Apache Hadoop, therefore, inherited some of the Google MapReduce bloodline, but the muscle behind the software framework comes from the open source community with support from Yahoo’s wizards, including Cutting, who named the framework after his child’s stuffed animal.

The basic idea behind Hadoop is that the engineering methods avoid some of the well-known problems inherent in Edgar Codd’s RDBMS invention. Hadoop supports common file systems, including Amazon’s cloud. Hadoop relies on data nodes with a “name node” providing some of the Google innovations for knowing where data are across a distributed system and keeping performance free of RDBMS-style bottlenecks. A quick trip to Amazon will provide you with one-click access to books that explain Hadoop in considerable detail. I recommend Chuck Lam’s Hadoop in Action and Tom White’s Hadoop: The Definitive Guide, and a wealth of information can be found at http://hadoop.apache.org.

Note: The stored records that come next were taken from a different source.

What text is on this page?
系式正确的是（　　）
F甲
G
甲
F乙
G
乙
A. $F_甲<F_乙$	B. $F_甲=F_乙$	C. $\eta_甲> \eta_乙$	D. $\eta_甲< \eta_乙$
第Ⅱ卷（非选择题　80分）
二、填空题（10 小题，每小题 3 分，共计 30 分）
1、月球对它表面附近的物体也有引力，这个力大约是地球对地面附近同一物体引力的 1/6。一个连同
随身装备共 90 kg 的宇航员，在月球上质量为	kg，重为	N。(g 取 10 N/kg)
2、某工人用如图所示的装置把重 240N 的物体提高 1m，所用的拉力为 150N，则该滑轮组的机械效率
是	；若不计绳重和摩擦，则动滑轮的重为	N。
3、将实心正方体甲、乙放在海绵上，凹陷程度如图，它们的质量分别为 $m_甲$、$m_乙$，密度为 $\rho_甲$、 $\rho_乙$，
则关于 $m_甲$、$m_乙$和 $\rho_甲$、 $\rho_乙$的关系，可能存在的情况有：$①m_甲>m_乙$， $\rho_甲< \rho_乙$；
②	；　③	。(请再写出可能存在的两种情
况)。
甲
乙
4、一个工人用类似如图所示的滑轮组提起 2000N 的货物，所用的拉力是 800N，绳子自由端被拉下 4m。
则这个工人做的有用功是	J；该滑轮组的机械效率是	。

Hadoop is used by Amazon, Facebook, IBM and Rackspace, among others. Commercial vendors have embraced Hadoop. IBM, for example, has several applications, including an analytics service, running on Hadoop. IBM and Google teamed in 2007 to offer university courses about Hadoop to computer science majors.

What interests me is the emergence of an open source software for “reliable, scalable, distributed computing.” Translating that, Hadoop is “a direct alternative to existing commercial operating systems, RDBMS that masquerade as high-performance data management systems, and extremely expensive proprietary solutions that have been designed to lock in licensees.”